My code:

public class MinStack {
    Stack<Integer> common = new Stack<Integer>();
    Stack<Integer> min = new Stack<Integer>();
    /** initialize your data structure here. */
    public MinStack() {
        
    }
    
    public void push(int x) {
        common.push(x);
        if (min.isEmpty() || min.peek() >= x) {
            min.push(x);
        }
    }
    
    public void pop() {
        Integer p = common.pop();
        if (p.intValue() == min.peek().intValue()) {
            min.pop();
        }
    }
    
    public int top() {
        return common.peek();
    }
    
    public int getMin() {
        return min.peek();
    }
}

/**
 * Your MinStack object will be instantiated and called as such:
 * MinStack obj = new MinStack();
 * obj.push(x);
 * obj.pop();
 * int param_3 = obj.top();
 * int param_4 = obj.getMin();
 */

没想到这道题目我竟然从来没做过。。。
然后一开始还做错了。

其实思路很简单，就是两个栈。一个栈正规的存数字，一个栈存最小值，顶部一定是最小值。然后如果新插入的数字比他大，不用。比他小，就插。
注意，这里的比大小，
stack pop 出来的是Integer
min.peek() 也是integer， 直接用 > 比较，比较的是内存地址，得用给定的方法。
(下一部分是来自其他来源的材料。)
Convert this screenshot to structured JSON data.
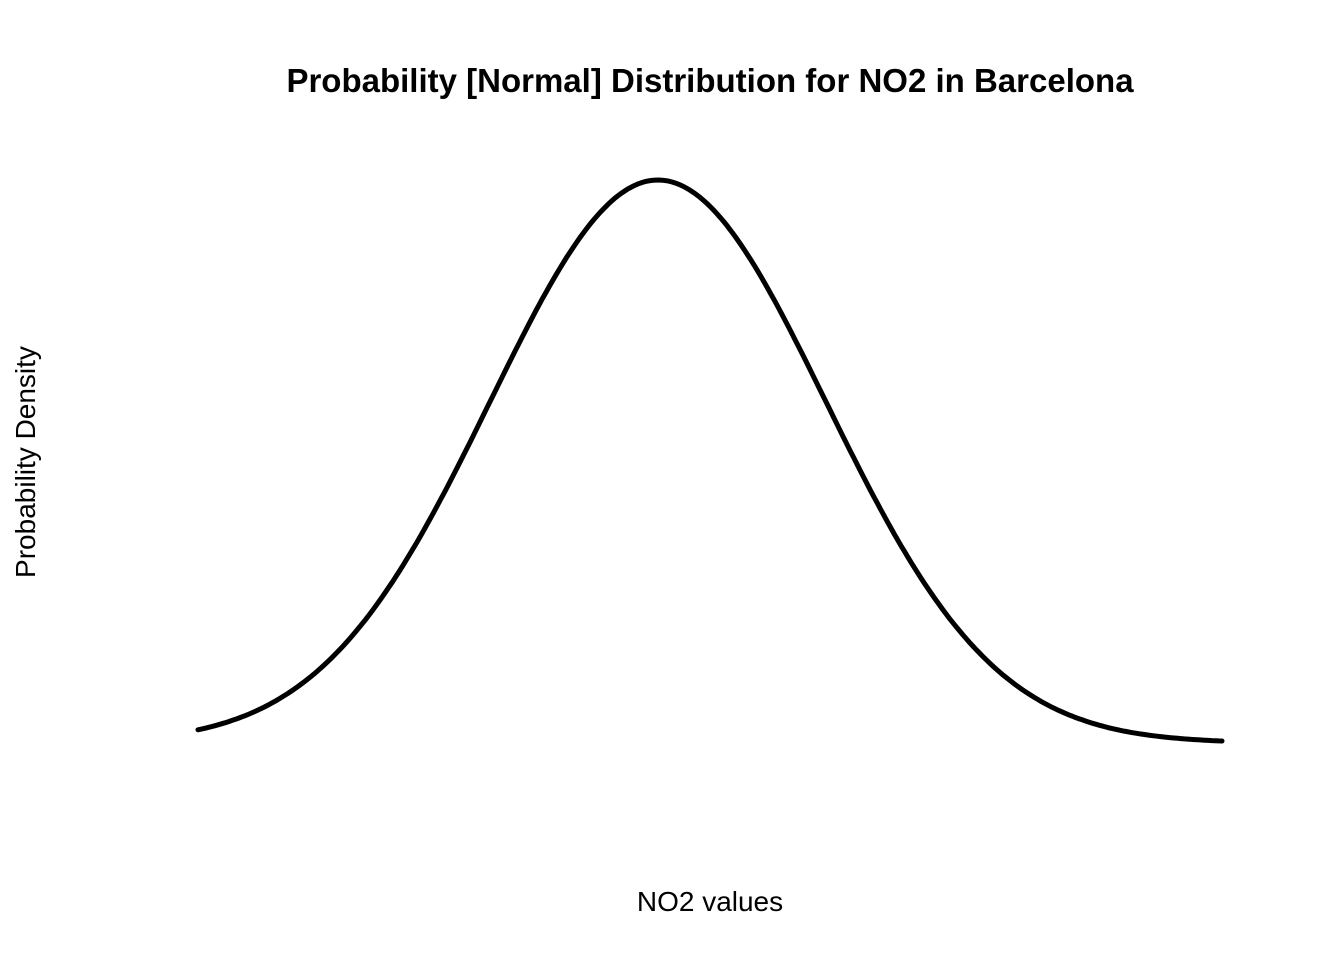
{
  "chart_data": {
    "type": "line",
    "title": "Probability [Normal] Distribution for NO2 in Barcelona",
    "xlabel": "NO2 values",
    "ylabel": "Probability Density",
    "distribution": "normal",
    "x_range_in_sd_from_mean": [
      -2.74,
      3.36
    ],
    "axes_shown": false,
    "grid": false,
    "line_color": "#000000"
  }
}
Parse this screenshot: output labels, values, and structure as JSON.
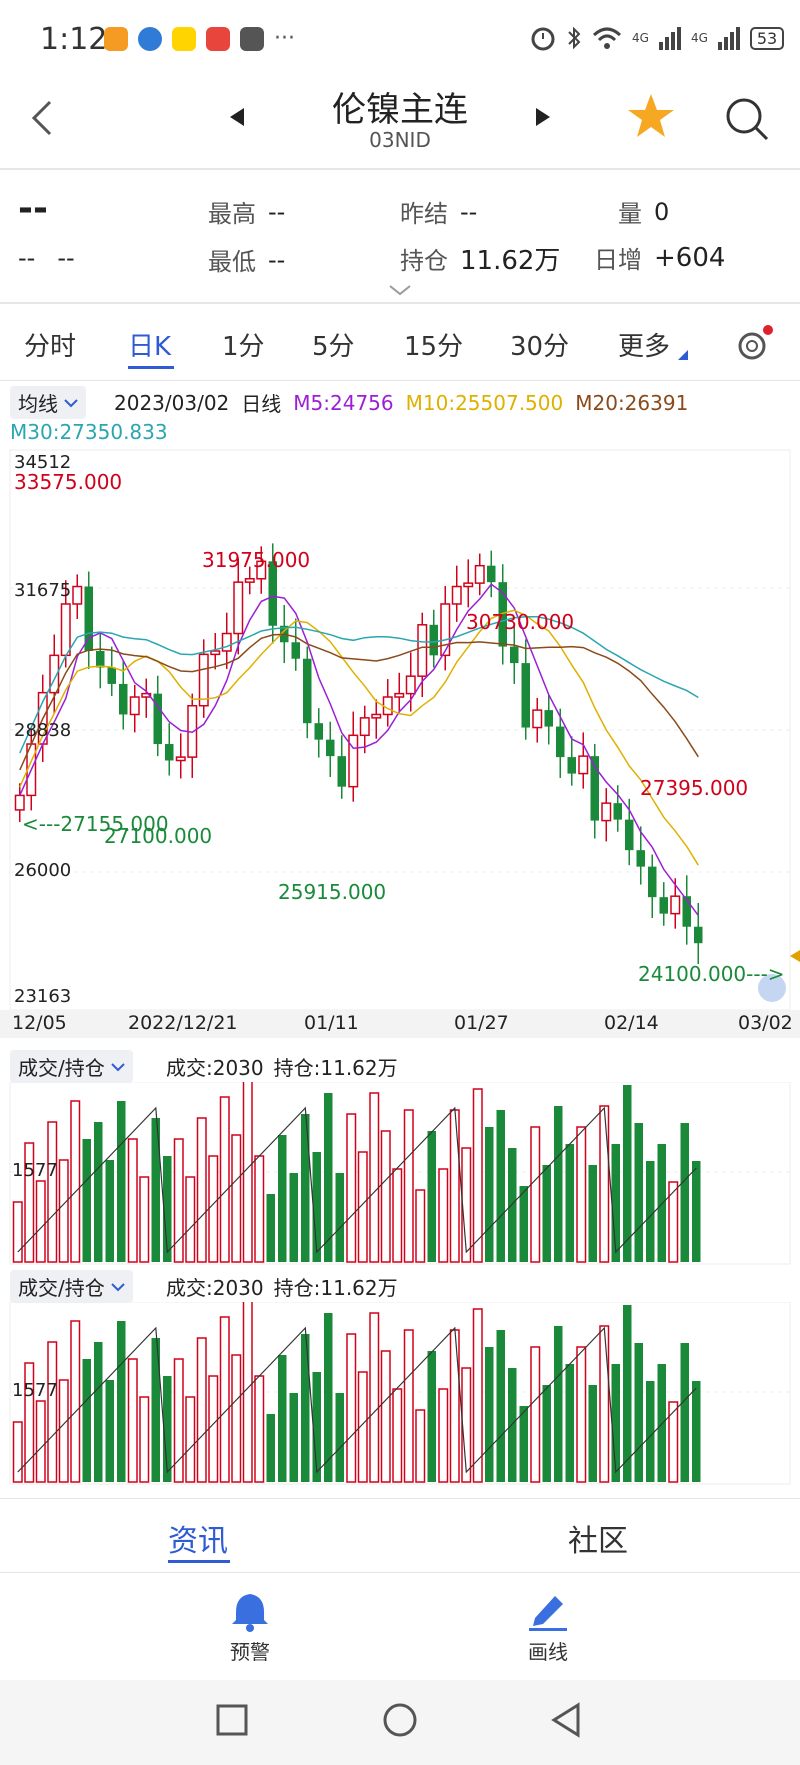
{
  "status_bar": {
    "time": "1:12",
    "app_icons": [
      "video-app",
      "browser-app",
      "meituan-app",
      "notes-app",
      "futures-app"
    ],
    "more": "···",
    "network_1": "4G",
    "network_2": "4G",
    "battery": "53"
  },
  "header": {
    "title": "伦镍主连",
    "code": "03NID"
  },
  "quote": {
    "price": "--",
    "change": "--",
    "change_pct": "--",
    "high_label": "最高",
    "high_value": "--",
    "low_label": "最低",
    "low_value": "--",
    "prev_settle_label": "昨结",
    "prev_settle_value": "--",
    "open_interest_label": "持仓",
    "open_interest_value": "11.62万",
    "volume_label": "量",
    "volume_value": "0",
    "daily_change_label": "日增",
    "daily_change_value": "+604"
  },
  "period_tabs": [
    "分时",
    "日K",
    "1分",
    "5分",
    "15分",
    "30分",
    "更多"
  ],
  "active_tab": "日K",
  "ma_bar": {
    "selector": "均线",
    "date": "2023/03/02",
    "period": "日线",
    "m5": "M5:24756",
    "m10": "M10:25507.500",
    "m20": "M20:26391",
    "m30": "M30:27350.833",
    "m5_color": "#9b1fd6",
    "m10_color": "#e0b000",
    "m20_color": "#8a4a1a",
    "m30_color": "#2aa6b0"
  },
  "kline": {
    "y_ticks": [
      "34512",
      "31675",
      "28838",
      "26000",
      "23163"
    ],
    "x_ticks": [
      "12/05",
      "2022/12/21",
      "01/11",
      "01/27",
      "02/14",
      "03/02"
    ],
    "annotations": {
      "a1": "33575.000",
      "a2": "31975.000",
      "a3": "30730.000",
      "a4": "27395.000",
      "a5": "27155.000",
      "a6": "27100.000",
      "a7": "25915.000",
      "a8": "24100.000"
    }
  },
  "sub_chart_1": {
    "selector": "成交/持仓",
    "volume": "成交:2030",
    "oi": "持仓:11.62万",
    "tick": "1577"
  },
  "sub_chart_2": {
    "selector": "成交/持仓",
    "volume": "成交:2030",
    "oi": "持仓:11.62万",
    "tick": "1577"
  },
  "bottom_tabs": {
    "news": "资讯",
    "community": "社区"
  },
  "toolbar": {
    "alert": "预警",
    "draw": "画线"
  },
  "colors": {
    "up": "#d0021b",
    "down": "#1a8a3a",
    "accent": "#2f5bd3",
    "star": "#f7a823"
  }
}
然后看答案看到了一种，只有一个stack的方法，自己写了下

My code:

public class MinStack {
    Stack<Integer> st = new Stack<Integer>();
    int min = Integer.MAX_VALUE;
    /** initialize your data structure here. */
    public MinStack() {
        
    }
    
    public void push(int x) {
        if (x <= min) {
            st.push(min);
            min = x;
        }
        st.push(x);
    }
    
    public void pop() {
        int p = st.pop();
        if (p == min) {
            min = st.pop();
        }
    }
    
    public int top() {
        return st.peek();
    }
    
    public int getMin() {
        return min;
    }
}

/**
 * Your MinStack object will be instantiated and called as such:
 * MinStack obj = new MinStack();
 * obj.push(x);
 * obj.pop();
 * int param_3 = obj.top();
 * int param_4 = obj.getMin();
 */

reference:
https://discuss.leetcode.com/topic/41486/short-simple-java-solution-12-line

Anyway, Good luck, Richardo! — 09/11/2016